Ridiculous? Probably. But history has a strange way of repeating itself.
The Michigan Wolverines had a forgettable year (or unforgettable, depending on your allegiance) under Rich Rodriguez in his first season as head coach. They finished the 2008 season a humiliating 3-9, missing out on post-season play for the fist time in many of our lives.
However, one bad season doesn't define a team nor a coach.
Rodriguez came to Michigan after having a very successful career at West Virginia. But it didn't start out so successfully.
His first year as Mountaineer head coach pitted him with a 3-8 record, sound familiar? But it didn't take him long to turn things around.
In the following season, Rodriguez led his team to a runner-up spot in the Big East and ended the season with nine victories to only four defeats.
Quite the accomplishment.
Of course we're all aware of the accolades that followed. Rodriguez will be remembered as one of the best coaches ever to hold the position in Morgantown, WV.
He himself won multiple Big East Coach of the Year awards and the team won their conference championship a couple of times.
So what does this mean for Michigan in 2009?
It means that you can't count the Wolverines out based on their performance last year.
Many pre-season conference rankings have the Maize and Blue located at the bottom of the barrel in the Big Ten, but I have a feeling they'll prove otherwise.
Everyone was shocked by the Wolverines 2008 season under Rodriguez. I'll never forget the video of the fans, disbelief in their eyes, arms crossed, just staring at the scoreboard unable to believe their eyes, week after week.
Rodriguez is a good coach, he's already proved so at West Virginia, and that's why Michigan hired him.
But one thing we must remember is that Rodriguez isn't a conventional coach.
He went to Ann Arbor with a plan, and he's sticking to it.
Fans, and professionals relished the thought of finishing 3-9, missing a bowl game, but I'm sure Rodriguez is still confident in his vision for the team, and I'm sure he feels like the ship is still on course.
Success is only a short distance from failure.

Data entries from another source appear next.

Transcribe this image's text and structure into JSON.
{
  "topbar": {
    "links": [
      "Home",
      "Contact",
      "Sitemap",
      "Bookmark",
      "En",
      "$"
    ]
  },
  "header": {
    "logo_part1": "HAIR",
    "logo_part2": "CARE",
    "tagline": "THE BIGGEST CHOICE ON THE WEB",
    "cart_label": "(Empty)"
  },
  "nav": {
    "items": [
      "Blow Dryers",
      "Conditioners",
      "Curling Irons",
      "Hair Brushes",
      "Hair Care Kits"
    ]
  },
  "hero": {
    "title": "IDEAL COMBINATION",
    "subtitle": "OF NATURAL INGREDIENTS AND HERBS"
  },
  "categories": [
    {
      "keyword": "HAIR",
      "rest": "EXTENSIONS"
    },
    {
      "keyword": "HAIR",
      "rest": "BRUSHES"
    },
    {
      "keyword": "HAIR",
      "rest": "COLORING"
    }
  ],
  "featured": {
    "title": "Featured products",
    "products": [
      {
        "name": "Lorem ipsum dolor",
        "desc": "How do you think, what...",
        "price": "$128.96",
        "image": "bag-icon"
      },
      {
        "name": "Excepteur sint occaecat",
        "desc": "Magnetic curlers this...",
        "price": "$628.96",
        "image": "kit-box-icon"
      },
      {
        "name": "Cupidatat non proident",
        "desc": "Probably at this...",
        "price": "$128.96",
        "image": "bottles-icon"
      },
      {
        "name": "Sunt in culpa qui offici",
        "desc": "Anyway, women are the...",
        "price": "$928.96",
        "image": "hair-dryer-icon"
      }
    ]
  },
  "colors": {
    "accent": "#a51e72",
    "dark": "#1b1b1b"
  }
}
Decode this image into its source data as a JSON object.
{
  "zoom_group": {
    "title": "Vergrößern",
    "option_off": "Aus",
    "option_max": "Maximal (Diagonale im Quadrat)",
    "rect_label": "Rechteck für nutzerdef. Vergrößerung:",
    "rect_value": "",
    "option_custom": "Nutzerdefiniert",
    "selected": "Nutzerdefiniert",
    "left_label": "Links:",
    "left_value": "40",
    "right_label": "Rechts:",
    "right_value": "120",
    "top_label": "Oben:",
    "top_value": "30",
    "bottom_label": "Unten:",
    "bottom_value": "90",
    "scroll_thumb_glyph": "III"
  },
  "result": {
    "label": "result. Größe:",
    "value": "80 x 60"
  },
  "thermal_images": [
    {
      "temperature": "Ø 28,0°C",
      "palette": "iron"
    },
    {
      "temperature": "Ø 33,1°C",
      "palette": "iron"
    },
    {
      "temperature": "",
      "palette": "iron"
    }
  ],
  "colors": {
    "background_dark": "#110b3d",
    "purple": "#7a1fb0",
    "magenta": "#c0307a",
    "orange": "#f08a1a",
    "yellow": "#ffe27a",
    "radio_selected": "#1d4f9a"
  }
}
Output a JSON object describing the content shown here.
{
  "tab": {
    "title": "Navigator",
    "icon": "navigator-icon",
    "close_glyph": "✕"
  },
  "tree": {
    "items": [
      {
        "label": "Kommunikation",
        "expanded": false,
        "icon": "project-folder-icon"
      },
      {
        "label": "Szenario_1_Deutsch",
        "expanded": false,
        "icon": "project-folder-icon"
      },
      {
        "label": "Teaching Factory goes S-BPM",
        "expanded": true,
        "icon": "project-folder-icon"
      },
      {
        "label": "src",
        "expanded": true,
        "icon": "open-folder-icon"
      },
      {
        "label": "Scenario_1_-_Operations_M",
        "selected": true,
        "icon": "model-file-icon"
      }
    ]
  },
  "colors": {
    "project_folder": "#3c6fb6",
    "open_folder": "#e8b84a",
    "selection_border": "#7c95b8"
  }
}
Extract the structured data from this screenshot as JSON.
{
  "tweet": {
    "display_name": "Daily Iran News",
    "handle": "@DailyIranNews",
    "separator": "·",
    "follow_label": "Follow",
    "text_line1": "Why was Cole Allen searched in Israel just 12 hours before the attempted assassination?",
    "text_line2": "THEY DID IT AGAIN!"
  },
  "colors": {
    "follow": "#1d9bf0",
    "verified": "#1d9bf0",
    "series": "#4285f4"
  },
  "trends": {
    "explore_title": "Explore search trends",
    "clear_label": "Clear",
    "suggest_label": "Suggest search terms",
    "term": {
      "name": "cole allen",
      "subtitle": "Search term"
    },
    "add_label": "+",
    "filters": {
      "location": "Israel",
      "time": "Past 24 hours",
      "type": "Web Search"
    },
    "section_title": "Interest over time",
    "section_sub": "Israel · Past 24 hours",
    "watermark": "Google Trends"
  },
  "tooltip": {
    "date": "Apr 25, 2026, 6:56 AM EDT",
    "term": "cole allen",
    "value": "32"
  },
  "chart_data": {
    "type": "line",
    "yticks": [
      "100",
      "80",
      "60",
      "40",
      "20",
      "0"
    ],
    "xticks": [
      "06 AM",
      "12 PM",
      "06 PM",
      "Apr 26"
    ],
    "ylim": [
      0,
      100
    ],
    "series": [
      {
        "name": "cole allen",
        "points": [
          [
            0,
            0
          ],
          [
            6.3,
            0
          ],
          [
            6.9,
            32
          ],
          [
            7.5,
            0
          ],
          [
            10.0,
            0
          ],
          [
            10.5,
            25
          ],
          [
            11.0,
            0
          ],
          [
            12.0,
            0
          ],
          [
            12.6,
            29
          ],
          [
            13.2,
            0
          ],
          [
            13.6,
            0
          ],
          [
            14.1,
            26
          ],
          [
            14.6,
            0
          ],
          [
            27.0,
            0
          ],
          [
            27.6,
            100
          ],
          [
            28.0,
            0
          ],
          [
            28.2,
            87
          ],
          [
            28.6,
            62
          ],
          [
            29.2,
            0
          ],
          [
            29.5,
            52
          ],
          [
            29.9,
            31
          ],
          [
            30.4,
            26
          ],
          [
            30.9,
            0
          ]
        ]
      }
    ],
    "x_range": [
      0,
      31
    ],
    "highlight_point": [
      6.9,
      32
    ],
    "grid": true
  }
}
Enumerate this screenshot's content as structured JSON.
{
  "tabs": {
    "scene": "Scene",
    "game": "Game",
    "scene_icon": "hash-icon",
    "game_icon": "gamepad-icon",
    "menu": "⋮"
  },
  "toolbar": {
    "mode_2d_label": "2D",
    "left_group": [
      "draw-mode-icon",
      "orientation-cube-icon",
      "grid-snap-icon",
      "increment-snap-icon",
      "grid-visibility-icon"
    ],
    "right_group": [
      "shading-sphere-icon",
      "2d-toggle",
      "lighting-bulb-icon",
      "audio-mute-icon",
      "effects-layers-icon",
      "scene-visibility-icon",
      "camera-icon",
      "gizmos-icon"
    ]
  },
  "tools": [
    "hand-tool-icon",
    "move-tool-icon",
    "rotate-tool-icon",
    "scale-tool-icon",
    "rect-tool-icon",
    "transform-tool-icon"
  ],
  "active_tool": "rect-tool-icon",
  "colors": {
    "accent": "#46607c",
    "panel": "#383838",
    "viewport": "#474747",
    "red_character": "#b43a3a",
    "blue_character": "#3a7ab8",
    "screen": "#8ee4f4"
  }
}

If you make the right moves and take advantage of all opportunities, you'll do well in life, whether its coaching, or flipping burgers at Wendy's.
And success seems to be a pattern for coaches entering their second season at a university.
Three times since the BCS inception, a coach in their second season with their new team has won the national championship.
Bob Stoops was named the head coach for Oklahoma in 1999. That year, the Sooners went 7-5 and were invited to a bowl game for the first time in four years.
The very next year, Stoops and the Sooners completed an undefeated season and won the national championship.
In 2001, Jim Tressel took over the helms as the Ohio State Buckeyes head coach. That season, the Buckeyes finished the year 7-5, beating Michigan for the first time after two consecutive losses.
The following season, Tressel led Ohio State to an undefeated season and a national championship, the first since 1968.
Urban Meyer came to the University of Florida in 2005 after much success as head coach of the University of Utah.
In his first year in Gainesville, Meyer led the team to a 9-3 season, and finished his second year with his first national championship under his belt.
Now it is a bit of a stretch to say that Rodriguez and the Michigan Wolverines will win a national title this year, but my point is that several coaches have had great success following their inaugural season.
I listed three coaches who took their teams to the pinnacle of college football, but there are several others whose accomplishments in their second year as head coach made incredible improvements, many above and beyond expectations (Alabama rings a bell).
So as the offseason begins to dwindle, let's not be so quick to count out certain teams before a snap is even taken. Strange things happen in college football, and that's what makes this sport the best of any.
Will Rodriguez turn the Wolverines around in 2009? Will he bring them back to winning, and business as usual for everyone in Ann Arbor?
I can't foretell the future, but one thing I'm certain of: The only way to go when you're on the bottom is up.